Campaigning-GAU

Repräsentanten der Gemeinschaft dulden großflächige Pfuscherei und machen es sich damit leicht — statt echte Veränderungen anzustreben.

  29.10.2019 | 4 Minuten  

Der Überbietungswettbewerb bei Mobilitätskampagnen treibt bisweilen katastrophale Blüten. Wenn die Macher der Kampagne ›Kopf an, Motor aus!‹ beispielsweise behaupten, den moralischen Zeigefinger wegzulassen (Seite 10), dann strafen nicht nur der Kampagnentitel, sondern auch ihr Gebrauch des ›inneren Schweinehunds‹ als Schlagwort (ebd.)  und zusätzlich ihre arg missbräuchliche Anwendung des Transtheoretischen Modells sie Lügen.
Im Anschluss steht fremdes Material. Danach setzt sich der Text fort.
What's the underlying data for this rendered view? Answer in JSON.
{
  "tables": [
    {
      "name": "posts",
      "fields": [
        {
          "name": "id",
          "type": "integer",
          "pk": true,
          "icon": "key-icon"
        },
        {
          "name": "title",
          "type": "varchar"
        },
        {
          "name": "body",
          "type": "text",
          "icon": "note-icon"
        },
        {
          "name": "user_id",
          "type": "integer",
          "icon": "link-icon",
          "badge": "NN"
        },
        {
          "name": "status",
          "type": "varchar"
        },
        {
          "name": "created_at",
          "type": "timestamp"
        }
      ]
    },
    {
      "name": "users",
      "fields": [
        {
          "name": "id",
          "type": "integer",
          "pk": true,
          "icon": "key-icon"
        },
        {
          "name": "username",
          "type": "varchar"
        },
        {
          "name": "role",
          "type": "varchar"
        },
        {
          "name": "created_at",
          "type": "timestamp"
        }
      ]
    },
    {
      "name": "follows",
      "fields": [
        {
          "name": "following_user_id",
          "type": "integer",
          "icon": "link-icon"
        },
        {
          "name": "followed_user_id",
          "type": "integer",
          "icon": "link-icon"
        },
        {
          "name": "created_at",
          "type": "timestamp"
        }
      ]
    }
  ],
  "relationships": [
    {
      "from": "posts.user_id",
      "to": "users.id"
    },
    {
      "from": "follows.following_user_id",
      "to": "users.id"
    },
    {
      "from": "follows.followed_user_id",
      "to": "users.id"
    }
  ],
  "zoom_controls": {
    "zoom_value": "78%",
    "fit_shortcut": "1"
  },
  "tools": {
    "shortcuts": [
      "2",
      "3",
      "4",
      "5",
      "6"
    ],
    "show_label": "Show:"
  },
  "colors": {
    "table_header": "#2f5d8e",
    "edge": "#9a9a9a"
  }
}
Denn mit ersterem werfen sie ihren Adressaten schlicht Dummheit vor, mit zweiterem Disziplinlosigkeit und mit letzterem Autosucht. All dies trifft aber nicht zu. Nicht erst neuere psychologische und neurobiologische Erkenntnisse weisen darauf hin, dass der Mensch einen Großteil seines Alltags, auch seine Fortbewegung, bewältigt, ohne nachzudenken. Denn das würde zu lange dauern und zu viel Energie beanspruchen. »Nicht etwa wohlüberlegte Vernunft führt bei vielen Entscheidungen die Regie, sondern eine wundersame Kraft aus dem Unbewussten gibt uns häufig den letzten Kick, etwas zu tun oder es zu lassen.«

Der eigenen Erkenntnis zuwider

Besonders bedauerlich: Die Kopf-an-Kampagne warb selbst mit diesem Faktum (Seite 12), zog daraus aber weder Schlussfolgerungen noch Konsequenzen für den eigenen Ansatz. Stattdessen stülpte sie ihrem Vorgehen eine Theorie über, die eigentlich aus der Forschung und Entwicklung zu Suchttherapien stammt. Weder konnte sie den damit zwingend zusammenhängenden Anspruch der dauerhaften therapeutischen Betreuung ihrer Zielgruppen einlösen noch das zugrunde liegende Wissen angemessen ausschöpfen — denn sie verkürzte die empirisch gebildeten sechs Stufen der Verhaltensveränderung, zum Zwecke der höheren Praktikabilität für den Kampagneneinsatz, kurzerhand auf die Hälfte (Seite 8). Erfolg: unbekannt. Aus dem Duktus dieses Kampagnen-Versuchs spricht in der Summe also weniger das Streben nach realen Effekten als vielmehr das neurotische Bedürfnis der Absender, sich besserwisserisch zu produzieren. Das Problem: Nicht wenige Verwaltungen geben für diesen Humbug jede Menge Geld aus, das, anders eingesetzt, echte Verhaltensänderungen bewirken könnte und nicht nur schöngerechnete.

Die Causa bietet damit aber letzten Endes sogar ein hervorragendes Anschauungsbeispiel für das Dilemma, das dem Ausbleiben von Verkehrs- und Klimawende zugrunde liegt: Es mangelt nicht an Erkenntnis, sondern an Urteilsvermögen. Keine Technologie dieser Welt kann das allerdings wettmachen.